Hasta ahora, pensábamos que navegar por Internet era conectarse a la Red y ver toda clase de contenidos, subiendo fotos o viendo vídeos, descargando documentos en el correo electrónico y demás servicios online. Pero parece ser que estábamos equivocados.

T-Mobile ha anunciado en un post que a partir del 1 de febrero, sus clientes en el Reino Unido tendrán un máximo de 500 MB en su tráfico móvil, como parte de su nueva política de “buen uso de Internet móvil”, horrorizando por igual a periodistas, usuarios y expertos legales. El problema aquí no es el límite (bastante amplio, por otra parte), sino lo que va después.

Primero, el texto asegura que los clientes podrán seguir navegando pero hasta ahora. Otra cosa, sin embargo, es que los clientes se hayan enterado de lo que es navegar, al menos en T-Mobile.

“Navegar significa mirar páginas web y comprobar el correo electrónico, pero no ver vídeos, descargar archivos o jugar a juegos”. Es decir, puedes ver que tu jefe te mandó un archivo por correo, pero no puedes descargarlo. Puedes leer noticias sobre juegos online, pero no puedes jugar (¡y los tomates de Farmville y Citiville sin cosechar!), y desde luego, navegar no es ver vídeos graciosos en YouTube.

“Si quieres descargar, reproducir y ver vídeos, guárdate esas cosas para la banda ancha de tu casa”, concluye el texto, en una afirmación que no sabemos ni por dónde empezar a criticar. ¿Y si no tenemos banda ancha, por ejemplo? O, ¿desde cuando puede la operadora de telecomunicaciones decidir lo que podemos y no podemos ver? O bien, ¿es legal que impongan semejante restricción?

El regulador británico de comunicaciones, Ofcom, sigue preparando un comunicado sobre el particular, aunque asegura que no están "investigando" el asunto, por lo que probablemente se muestre cuanto menos tolerante con esta intromisión de la compañía en el contenido al que acceden los usuarios.
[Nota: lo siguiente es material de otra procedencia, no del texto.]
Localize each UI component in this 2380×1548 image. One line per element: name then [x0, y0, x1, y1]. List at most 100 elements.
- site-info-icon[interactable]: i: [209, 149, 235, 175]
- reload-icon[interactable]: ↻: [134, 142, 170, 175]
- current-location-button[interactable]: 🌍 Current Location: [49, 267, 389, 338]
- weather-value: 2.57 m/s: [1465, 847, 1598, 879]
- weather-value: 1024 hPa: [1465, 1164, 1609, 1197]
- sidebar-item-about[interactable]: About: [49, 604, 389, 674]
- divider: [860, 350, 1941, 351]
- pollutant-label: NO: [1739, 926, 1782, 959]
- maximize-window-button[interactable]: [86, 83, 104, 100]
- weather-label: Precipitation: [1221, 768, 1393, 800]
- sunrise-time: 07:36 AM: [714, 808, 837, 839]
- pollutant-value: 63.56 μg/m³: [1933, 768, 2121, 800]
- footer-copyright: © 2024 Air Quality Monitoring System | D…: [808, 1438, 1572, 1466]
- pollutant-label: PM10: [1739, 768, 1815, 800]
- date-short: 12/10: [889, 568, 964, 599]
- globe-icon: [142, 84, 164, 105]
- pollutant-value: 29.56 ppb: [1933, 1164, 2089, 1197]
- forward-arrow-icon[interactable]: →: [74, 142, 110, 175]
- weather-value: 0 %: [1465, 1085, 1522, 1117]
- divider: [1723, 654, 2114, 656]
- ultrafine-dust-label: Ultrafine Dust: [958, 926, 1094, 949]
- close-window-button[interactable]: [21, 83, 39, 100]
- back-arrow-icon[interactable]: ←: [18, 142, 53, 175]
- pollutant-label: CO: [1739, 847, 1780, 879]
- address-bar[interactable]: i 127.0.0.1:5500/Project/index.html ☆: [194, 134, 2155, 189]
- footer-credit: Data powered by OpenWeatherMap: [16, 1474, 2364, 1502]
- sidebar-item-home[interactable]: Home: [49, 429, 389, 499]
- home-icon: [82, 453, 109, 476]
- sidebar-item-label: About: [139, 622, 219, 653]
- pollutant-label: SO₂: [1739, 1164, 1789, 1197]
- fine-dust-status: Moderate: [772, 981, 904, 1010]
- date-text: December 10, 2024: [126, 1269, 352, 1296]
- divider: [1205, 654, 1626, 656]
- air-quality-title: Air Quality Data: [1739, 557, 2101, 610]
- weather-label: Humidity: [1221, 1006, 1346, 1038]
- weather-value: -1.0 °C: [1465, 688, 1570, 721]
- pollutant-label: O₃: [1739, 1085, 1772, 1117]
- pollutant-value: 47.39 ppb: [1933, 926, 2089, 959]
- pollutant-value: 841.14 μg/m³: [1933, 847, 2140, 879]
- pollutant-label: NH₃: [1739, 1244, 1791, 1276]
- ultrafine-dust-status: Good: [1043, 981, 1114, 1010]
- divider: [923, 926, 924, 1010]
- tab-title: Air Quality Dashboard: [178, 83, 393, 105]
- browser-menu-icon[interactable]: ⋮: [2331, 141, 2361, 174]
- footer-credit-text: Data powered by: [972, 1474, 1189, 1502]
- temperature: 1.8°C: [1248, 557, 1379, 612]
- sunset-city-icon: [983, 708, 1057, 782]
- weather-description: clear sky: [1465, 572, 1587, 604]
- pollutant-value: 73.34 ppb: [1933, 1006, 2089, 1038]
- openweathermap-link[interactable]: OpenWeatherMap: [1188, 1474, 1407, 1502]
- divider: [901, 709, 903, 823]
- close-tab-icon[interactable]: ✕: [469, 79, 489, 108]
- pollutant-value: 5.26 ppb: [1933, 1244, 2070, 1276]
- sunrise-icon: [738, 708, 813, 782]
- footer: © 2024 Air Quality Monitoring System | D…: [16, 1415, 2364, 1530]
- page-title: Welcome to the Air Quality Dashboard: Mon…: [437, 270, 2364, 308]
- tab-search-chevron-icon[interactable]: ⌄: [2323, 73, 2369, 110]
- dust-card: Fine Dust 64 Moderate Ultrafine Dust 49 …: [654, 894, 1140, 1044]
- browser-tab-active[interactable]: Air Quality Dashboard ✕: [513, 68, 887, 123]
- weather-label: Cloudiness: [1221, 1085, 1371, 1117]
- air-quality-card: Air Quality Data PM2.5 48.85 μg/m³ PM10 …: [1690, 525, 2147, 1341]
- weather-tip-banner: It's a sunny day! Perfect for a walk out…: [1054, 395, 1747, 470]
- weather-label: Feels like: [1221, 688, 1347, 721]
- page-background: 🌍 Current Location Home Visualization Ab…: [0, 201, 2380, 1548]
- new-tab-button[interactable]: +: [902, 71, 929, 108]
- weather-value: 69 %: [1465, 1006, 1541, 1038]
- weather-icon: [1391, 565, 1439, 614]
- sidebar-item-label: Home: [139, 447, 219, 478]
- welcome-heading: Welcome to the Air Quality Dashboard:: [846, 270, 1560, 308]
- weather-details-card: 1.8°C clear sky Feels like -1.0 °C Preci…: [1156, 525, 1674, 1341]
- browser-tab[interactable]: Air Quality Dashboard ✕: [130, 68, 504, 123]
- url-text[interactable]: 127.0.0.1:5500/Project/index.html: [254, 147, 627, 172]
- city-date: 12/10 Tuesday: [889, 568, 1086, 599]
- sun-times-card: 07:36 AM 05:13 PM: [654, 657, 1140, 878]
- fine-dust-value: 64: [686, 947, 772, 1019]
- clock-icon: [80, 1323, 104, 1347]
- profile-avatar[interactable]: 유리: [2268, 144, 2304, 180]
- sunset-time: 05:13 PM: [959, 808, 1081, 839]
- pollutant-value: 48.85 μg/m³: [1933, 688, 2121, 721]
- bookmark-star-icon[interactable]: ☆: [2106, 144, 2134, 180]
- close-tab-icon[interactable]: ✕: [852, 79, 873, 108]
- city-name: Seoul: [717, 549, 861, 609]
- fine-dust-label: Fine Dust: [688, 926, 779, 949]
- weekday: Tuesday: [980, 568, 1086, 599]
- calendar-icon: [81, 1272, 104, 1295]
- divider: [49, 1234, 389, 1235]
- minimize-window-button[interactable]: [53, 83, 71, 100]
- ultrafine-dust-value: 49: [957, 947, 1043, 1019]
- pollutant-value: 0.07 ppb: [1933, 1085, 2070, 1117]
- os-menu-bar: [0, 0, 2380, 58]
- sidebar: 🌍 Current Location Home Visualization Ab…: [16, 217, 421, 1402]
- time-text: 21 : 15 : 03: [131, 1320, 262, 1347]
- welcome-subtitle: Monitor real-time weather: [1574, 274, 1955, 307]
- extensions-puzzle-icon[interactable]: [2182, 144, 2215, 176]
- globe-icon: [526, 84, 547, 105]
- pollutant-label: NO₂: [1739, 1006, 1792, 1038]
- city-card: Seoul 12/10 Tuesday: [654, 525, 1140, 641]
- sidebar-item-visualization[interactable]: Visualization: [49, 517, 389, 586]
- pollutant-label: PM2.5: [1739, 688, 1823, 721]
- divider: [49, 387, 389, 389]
El texto de T-Mobile sigue a la nueva la distinción entre navegación móvil y fija planteada por las nuevas normas de neutralidad estadounidenses, y que la operadora británica aprovecha aquí como si fuera algo habitual. Su decisión marca un paso más en el camino que aleja a las operadoras de las facturas de tráfico ilimitado. Virgin Mobile, por ejemplo, reconvertirá su servicio "ilimitado" para ponerle un máximo de tráfico, aunque esto podría empezar a afectar también a las redes fijas.

Pero sobre todo, da fuerza a la nueva tendencia en la que las empresas de telecomunicaciones se van atribuyendo cotas de poder hacia la gestión en función del contenido, como hacía hace poco British Telecom al abrir la puerta al Internet de dos velocidades. Pasos, en definitiva, alejándose de la neutralidad y que no favorecen precisamente a los consumidores.